Luego, he recortado tres imágenes en las que se reproduce el gesto de tres personajes concentrados escribiendo. Sócrates, José del Carmen Valenzuela, Lenin. Escena en las que alguien dicta. ¿Qué es lo que Platón le sopla al oído a Sócrates? Como los entendidos saben, es la tarjeta postal derridiana.  Los otros entendidos sabrán que el condenado a muestra recibe el dictado del periodista que le sopla la carta al presidente de la república para solicitar un indulto. El periodista-como-buitre sabe que no habrá respuesta, pero lo expone porque en eso consiste su trabajo. Sacar las castañas con la mano del gato. Entonces, en la final, a Lenin nadie le dicta nada. Es él quien escribe los decretos. Todo lo que escribe tiene ese sello: decretal. Compañeros, escribe, ya es hora. Y sabe que su palabra escrita se transformará en acción, gracias al rol de andamiaje del periódico del partido, y al trabajo de transmisión mecánica de los revolucionarios profesionales que convertirán una palabra escrita en programa de acción. Ninguno de los tres personajes que he retenido tiene su mano cortada.
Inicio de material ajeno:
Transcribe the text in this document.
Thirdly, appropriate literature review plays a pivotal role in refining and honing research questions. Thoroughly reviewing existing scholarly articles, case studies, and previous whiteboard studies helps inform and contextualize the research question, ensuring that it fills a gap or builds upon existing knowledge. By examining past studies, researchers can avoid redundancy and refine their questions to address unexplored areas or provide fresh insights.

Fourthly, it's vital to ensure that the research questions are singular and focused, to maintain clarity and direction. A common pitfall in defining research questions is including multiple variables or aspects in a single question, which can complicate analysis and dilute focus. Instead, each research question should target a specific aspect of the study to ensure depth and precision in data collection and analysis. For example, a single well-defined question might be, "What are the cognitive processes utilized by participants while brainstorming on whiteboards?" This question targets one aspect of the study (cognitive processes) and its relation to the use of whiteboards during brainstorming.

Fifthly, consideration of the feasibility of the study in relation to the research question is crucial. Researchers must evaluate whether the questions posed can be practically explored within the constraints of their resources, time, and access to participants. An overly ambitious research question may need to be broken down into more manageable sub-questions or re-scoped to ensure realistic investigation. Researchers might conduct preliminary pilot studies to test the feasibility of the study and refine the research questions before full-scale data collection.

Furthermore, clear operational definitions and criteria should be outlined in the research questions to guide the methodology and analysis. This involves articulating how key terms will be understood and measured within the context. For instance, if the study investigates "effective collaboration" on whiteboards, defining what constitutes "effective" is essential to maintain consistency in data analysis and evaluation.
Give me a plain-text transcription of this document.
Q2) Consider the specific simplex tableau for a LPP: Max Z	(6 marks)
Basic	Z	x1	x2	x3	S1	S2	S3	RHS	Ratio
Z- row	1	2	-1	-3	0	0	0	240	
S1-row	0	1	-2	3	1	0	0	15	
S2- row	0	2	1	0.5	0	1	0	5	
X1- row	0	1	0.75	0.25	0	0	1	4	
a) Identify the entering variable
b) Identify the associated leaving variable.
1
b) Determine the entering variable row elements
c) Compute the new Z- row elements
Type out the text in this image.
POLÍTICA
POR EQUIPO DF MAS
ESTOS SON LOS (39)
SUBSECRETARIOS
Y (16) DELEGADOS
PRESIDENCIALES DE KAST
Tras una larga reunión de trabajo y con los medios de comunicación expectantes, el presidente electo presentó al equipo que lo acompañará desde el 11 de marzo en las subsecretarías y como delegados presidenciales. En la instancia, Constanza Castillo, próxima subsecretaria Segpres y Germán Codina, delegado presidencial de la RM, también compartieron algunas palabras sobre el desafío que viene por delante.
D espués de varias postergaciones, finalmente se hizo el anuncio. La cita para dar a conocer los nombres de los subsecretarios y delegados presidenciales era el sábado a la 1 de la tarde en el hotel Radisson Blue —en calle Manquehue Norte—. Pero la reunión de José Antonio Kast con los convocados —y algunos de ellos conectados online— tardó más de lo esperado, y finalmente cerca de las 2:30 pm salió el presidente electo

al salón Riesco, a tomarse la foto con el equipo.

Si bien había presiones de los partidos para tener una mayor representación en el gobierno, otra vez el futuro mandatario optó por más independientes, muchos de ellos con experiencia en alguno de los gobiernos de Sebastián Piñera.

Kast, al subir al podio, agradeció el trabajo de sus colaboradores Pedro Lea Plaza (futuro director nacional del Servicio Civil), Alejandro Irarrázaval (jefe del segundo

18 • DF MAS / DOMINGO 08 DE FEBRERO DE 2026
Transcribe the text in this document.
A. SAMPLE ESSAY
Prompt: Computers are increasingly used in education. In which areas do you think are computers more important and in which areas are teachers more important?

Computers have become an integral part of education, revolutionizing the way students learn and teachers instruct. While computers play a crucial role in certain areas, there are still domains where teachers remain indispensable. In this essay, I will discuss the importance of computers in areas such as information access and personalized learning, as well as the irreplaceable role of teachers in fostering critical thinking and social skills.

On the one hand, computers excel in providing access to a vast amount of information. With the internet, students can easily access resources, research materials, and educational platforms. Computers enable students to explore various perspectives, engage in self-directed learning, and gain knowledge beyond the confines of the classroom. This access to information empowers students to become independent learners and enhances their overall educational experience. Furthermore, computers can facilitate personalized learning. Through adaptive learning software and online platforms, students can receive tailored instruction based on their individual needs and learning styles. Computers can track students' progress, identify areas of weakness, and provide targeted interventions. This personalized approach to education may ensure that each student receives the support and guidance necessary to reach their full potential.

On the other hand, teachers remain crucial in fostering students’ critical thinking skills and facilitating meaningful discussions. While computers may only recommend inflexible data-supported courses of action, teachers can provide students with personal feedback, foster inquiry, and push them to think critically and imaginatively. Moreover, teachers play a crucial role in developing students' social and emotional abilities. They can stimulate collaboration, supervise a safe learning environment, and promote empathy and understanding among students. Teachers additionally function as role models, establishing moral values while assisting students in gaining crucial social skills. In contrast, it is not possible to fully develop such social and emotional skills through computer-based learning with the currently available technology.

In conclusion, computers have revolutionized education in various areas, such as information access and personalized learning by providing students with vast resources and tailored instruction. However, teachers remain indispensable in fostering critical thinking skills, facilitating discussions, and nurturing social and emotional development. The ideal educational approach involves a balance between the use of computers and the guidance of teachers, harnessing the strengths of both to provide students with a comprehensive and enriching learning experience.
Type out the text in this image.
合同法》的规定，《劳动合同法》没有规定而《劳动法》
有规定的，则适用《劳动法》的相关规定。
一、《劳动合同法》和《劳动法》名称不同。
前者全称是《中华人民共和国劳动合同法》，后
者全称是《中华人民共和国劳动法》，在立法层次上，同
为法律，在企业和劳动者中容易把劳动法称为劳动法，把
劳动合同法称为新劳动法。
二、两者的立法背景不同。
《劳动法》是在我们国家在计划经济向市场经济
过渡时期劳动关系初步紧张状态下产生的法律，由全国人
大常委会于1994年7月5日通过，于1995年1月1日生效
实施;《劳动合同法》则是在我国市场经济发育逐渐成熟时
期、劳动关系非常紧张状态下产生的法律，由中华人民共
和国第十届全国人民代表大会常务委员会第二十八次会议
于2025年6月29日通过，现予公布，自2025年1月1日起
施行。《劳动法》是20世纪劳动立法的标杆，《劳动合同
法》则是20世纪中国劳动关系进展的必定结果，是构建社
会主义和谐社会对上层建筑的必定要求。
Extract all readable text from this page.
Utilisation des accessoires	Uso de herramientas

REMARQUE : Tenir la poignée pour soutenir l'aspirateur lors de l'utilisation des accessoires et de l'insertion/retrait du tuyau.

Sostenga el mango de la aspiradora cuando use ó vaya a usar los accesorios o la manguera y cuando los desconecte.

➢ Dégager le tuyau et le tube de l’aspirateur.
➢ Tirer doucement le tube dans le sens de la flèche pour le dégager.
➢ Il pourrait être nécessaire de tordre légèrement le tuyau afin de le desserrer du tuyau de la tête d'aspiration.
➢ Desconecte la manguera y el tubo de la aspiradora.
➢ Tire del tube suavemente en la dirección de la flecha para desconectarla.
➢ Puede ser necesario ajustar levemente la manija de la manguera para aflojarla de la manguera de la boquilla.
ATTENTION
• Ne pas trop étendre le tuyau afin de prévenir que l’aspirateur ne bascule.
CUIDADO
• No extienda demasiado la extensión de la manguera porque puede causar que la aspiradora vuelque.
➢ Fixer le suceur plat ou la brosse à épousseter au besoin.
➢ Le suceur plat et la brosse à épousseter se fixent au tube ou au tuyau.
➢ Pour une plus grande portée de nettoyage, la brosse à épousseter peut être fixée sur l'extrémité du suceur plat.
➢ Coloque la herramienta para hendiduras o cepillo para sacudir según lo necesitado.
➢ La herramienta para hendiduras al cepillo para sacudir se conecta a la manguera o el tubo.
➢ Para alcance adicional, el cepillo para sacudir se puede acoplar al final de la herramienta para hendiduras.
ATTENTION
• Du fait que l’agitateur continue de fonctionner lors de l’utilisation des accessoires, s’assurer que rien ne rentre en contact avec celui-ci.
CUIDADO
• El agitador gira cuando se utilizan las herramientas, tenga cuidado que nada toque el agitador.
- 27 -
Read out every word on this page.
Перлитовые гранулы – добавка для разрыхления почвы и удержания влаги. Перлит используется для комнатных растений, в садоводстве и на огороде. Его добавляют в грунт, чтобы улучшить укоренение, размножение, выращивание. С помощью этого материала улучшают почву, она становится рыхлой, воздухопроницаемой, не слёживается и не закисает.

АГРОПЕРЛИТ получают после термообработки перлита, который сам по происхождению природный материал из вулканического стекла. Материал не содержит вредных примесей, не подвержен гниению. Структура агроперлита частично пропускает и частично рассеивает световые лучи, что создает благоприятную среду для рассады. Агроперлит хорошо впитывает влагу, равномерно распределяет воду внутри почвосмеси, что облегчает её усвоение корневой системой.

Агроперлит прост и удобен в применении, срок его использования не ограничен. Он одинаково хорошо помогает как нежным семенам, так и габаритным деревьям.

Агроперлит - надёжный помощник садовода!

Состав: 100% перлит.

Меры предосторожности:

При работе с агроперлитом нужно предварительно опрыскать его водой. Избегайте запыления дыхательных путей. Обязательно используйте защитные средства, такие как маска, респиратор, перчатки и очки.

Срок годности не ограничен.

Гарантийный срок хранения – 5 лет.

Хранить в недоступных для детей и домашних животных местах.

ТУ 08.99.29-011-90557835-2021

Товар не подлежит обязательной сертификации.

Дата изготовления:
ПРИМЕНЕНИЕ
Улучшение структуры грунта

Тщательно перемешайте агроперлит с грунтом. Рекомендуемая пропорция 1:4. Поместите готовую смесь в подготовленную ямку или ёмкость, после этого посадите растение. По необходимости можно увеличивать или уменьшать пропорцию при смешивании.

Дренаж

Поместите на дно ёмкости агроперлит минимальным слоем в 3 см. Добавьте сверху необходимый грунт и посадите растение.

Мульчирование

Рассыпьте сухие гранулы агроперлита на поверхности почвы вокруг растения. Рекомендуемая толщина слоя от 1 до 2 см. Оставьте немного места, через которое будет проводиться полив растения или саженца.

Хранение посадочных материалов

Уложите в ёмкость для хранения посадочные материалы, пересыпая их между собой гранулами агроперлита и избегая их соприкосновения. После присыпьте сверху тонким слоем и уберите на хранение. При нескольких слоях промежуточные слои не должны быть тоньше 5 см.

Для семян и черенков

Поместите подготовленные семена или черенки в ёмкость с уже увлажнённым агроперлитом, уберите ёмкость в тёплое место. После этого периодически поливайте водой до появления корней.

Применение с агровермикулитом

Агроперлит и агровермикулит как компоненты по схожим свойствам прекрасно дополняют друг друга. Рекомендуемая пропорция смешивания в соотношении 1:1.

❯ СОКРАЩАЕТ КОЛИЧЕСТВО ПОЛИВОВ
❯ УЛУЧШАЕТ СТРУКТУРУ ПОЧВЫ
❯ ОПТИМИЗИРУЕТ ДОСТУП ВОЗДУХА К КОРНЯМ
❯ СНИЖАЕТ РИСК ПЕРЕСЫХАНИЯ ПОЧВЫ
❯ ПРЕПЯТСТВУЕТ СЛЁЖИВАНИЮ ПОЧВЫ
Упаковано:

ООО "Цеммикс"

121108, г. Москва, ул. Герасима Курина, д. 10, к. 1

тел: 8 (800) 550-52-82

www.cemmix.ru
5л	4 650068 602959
Pero encuentro una fotografía de Blaise Cendrars que imprimo para recortar y pegar en el diario de trabajo. Está con su uniforme de la Legión Extranjera, sus medallas, un cigarrillo a medio consumir en la mano izquierda. Ni el brazo ni la mano derecha son visibles. Fue un fotografía  realizada después de su convalecencia. Pero leo en algún lugar que se refiere al abultado vendaje del brazo en el muñón como a la “guagua”, a un cuerpo de niño, que le es desde ya externo. Una especie de objeto transicional excesivamente próximo. Aprenderá a escribir con la mano izquierda. ¿Quién le dictó  “La mano cortada”, novela publicada en 1946, que no satisface el canon de la novela heroica establecido por Barbusse, Genevoix o Dorgelès?  Más bien lo encontramos más cerca de Céline o de Hemingway, en cuanto a describir el embrutecimiento de los sin-grado destinados a la carnicería.

¿Podemos hacer esta distinción sin cometer una grave injusticia? Comenzar hablando  de “manos cortadas” para terminar con los que ponen las manos (por otros) es una buena manera de abordar la crisis orgánica de la izquierda, que debe recurrir al modelo mosaico de la poesía chamánica (las tablas de la Ley).  Se lo preguntaré a Roberto Merino. Hablaremos de los que escriben bajo dictado y de los que escriben como si dictaran. ¿En cuál de los dos bandos nos reconoceremos? Más de un astuto lector tardío de Althusser dirá que tal disyuntiva no existe y que somos-dictados-por-la-estructura (como un significante imaginario).